Senza tregua (parte 6)


All'alba ero pronto per rimettermi in marcia. Scolai mezza bottiglia d'acqua e mandai giù qualcosa, una schifezza non meglio identificata preparata da Miriam, poi sacca in spalla mi incamminai di primo mattino. Il sole era già rovente: dopo neanche un chilometro ero zuppo di sudore, ma non potevo farci niente. Procedevo con cautela in mezzo ai cumuli di ossa, misere carcasse semi polverizzate o annerite dal calore, dall'aspetto sempre più terrificante, seguendo con testardaggine quella scia di morte che in teoria avrebbe dovuto portarmi alla salvezza.

Ad un certo punto arrivai in una zona pressoché sgombra da resti umani, un'ampia distesa di bianca polvere mortifera e nient'altro. Qualcosa non andava, me ne accorsi subito. Mi fermai, incerto su quale direzione prendere, quando vidi crearsi all'improvviso un paio di depressioni nella non – sabbia, proprio di fronte a me. Le due conche, di forma circolare e dal diametro di un paio di metri, si fecero più profonde ad ogni istante che passava, per poi vomitare, simili a bocche deformi, la polvere d'ossa verso l'alto, formando una sorta di foschia.

Mi voltai d'istinto, sapendo già chi avrei rivisto. Zosser era lontano, eppure la sua figura era perfettamente riconoscibile, come sempre. Teneva ambo le braccia sollevate verso il cielo, in un gesto primitivo da sciamano. Era pura potenza. Capii allora che avrebbe potuto raggiungermi in qualunque momento, e fare di me ciò che voleva. E l'avrebbe fatto prima o poi, ma nel frattempo si sarebbe divertito a torturarmi. Miriam aveva ragione, quell'uomo era un demonio. Tornai a fronteggiare la foschia, che nel frattempo si era fatta più densa: minuscoli granelli di polvere bianca fluttuavano in aria mentre si ammassavano fra loro, a formare delle figure. Non passò molto prima che si modellassero due scheletri, che senza preamboli arrancarono nella mia direzione, pronti ad attaccarmi.

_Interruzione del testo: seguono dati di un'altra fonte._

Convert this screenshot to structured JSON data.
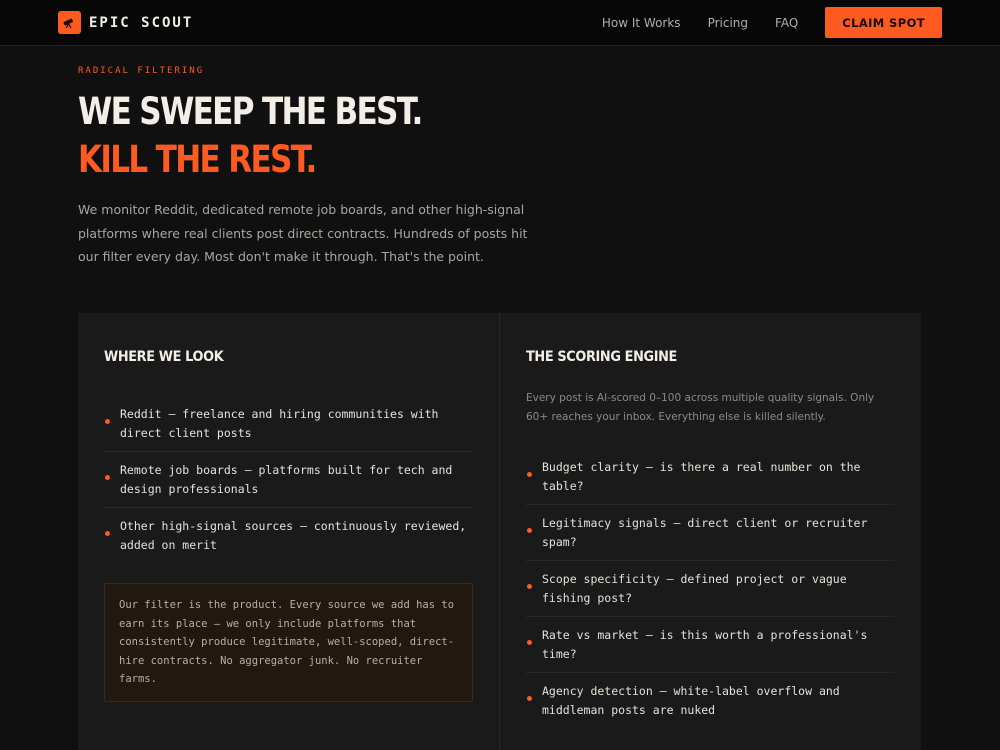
{
  "nav": {
    "brand": "EPIC SCOUT",
    "logo_icon": "telescope-icon",
    "links": [
      "How It Works",
      "Pricing",
      "FAQ"
    ],
    "cta": "CLAIM SPOT"
  },
  "hero": {
    "eyebrow": "RADICAL FILTERING",
    "headline_line1": "WE SWEEP THE BEST.",
    "headline_line2": "KILL THE REST.",
    "lead": "We monitor Reddit, dedicated remote job boards, and other high-signal platforms where real clients post direct contracts. Hundreds of posts hit our filter every day. Most don't make it through. That's the point."
  },
  "where_we_look": {
    "title": "WHERE WE LOOK",
    "items": [
      "Reddit — freelance and hiring communities with direct client posts",
      "Remote job boards — platforms built for tech and design professionals",
      "Other high-signal sources — continuously reviewed, added on merit"
    ],
    "note": "Our filter is the product. Every source we add has to earn its place — we only include platforms that consistently produce legitimate, well-scoped, direct-hire contracts. No aggregator junk. No recruiter farms."
  },
  "scoring_engine": {
    "title": "THE SCORING ENGINE",
    "description": "Every post is AI-scored 0–100 across multiple quality signals. Only 60+ reaches your inbox. Everything else is killed silently.",
    "items": [
      "Budget clarity — is there a real number on the table?",
      "Legitimacy signals — direct client or recruiter spam?",
      "Scope specificity — defined project or vague fishing post?",
      "Rate vs market — is this worth a professional's time?",
      "Agency detection — white-label overflow and middleman posts are nuked"
    ]
  },
  "colors": {
    "accent": "#ff5a1f",
    "background": "#101010",
    "panel": "#1a1a1a"
  }
}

Ebbi appena il tempo di lanciare la bisaccia contro il teschio di uno dei due abomini, facendolo arretrare, anche se di poco, quando l'altro mi affondò i denti senza vita nella spalla destra, causandomi un dolore lancinante. Il silenzio del deserto fu turbato dalle mie urla. Non so come, ma riuscii a scrollarmi quello schifo di dosso, mentre sanguinante cadevo nella polvere, senza più speranza di potermi difendere. Ma quando tutto sembrava ormai perduto, i due scheletri presero fuoco dall'interno, annerendosi fino a ridursi a sottili ombre, sbriciolandosi a vista d'occhio, lasciando vistose tracce scure nella polvere biancastra. Il puzzo di bruciato si diffuse con rapidità nell'aria cocente, dandomi la nausea.

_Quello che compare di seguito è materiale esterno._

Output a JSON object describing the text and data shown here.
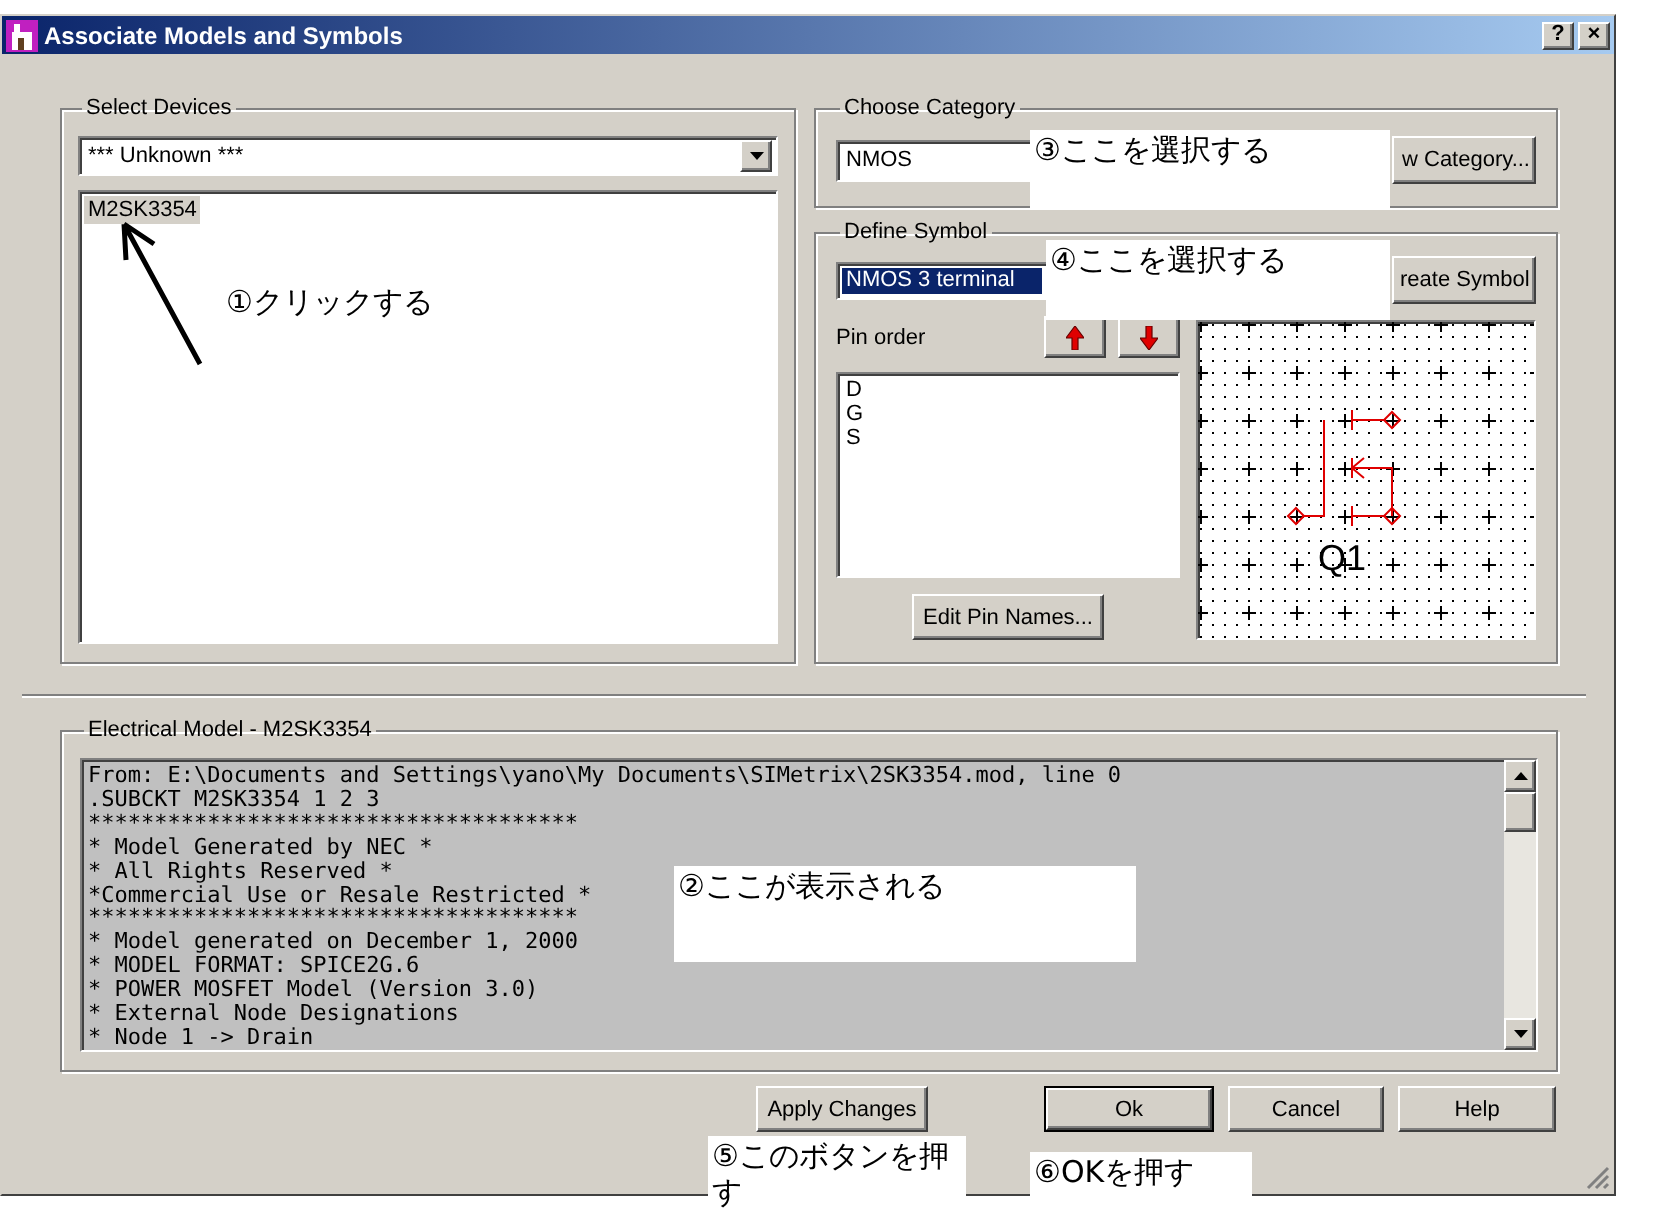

Mi alzai a fatica, tamponando la ferita alla spalla destra con l'altra mano. Non sembrava grave, perdevo poco sangue, ma quel morso bruciava come l'inferno. Zosser non si era mosso, e mi osservava da lontano; teneva ora le braccia conserte, e soddisfatto si gustava lo spettacolo. Mi sentii solo e perduto. Raccolsi la sacca e la caricai sulla spalla buona, gemendo per il dolore. Mi avviai nella direzione opposta a quella del mio tormentatore, ostinandomi nonostante tutto a cercare una via di fuga.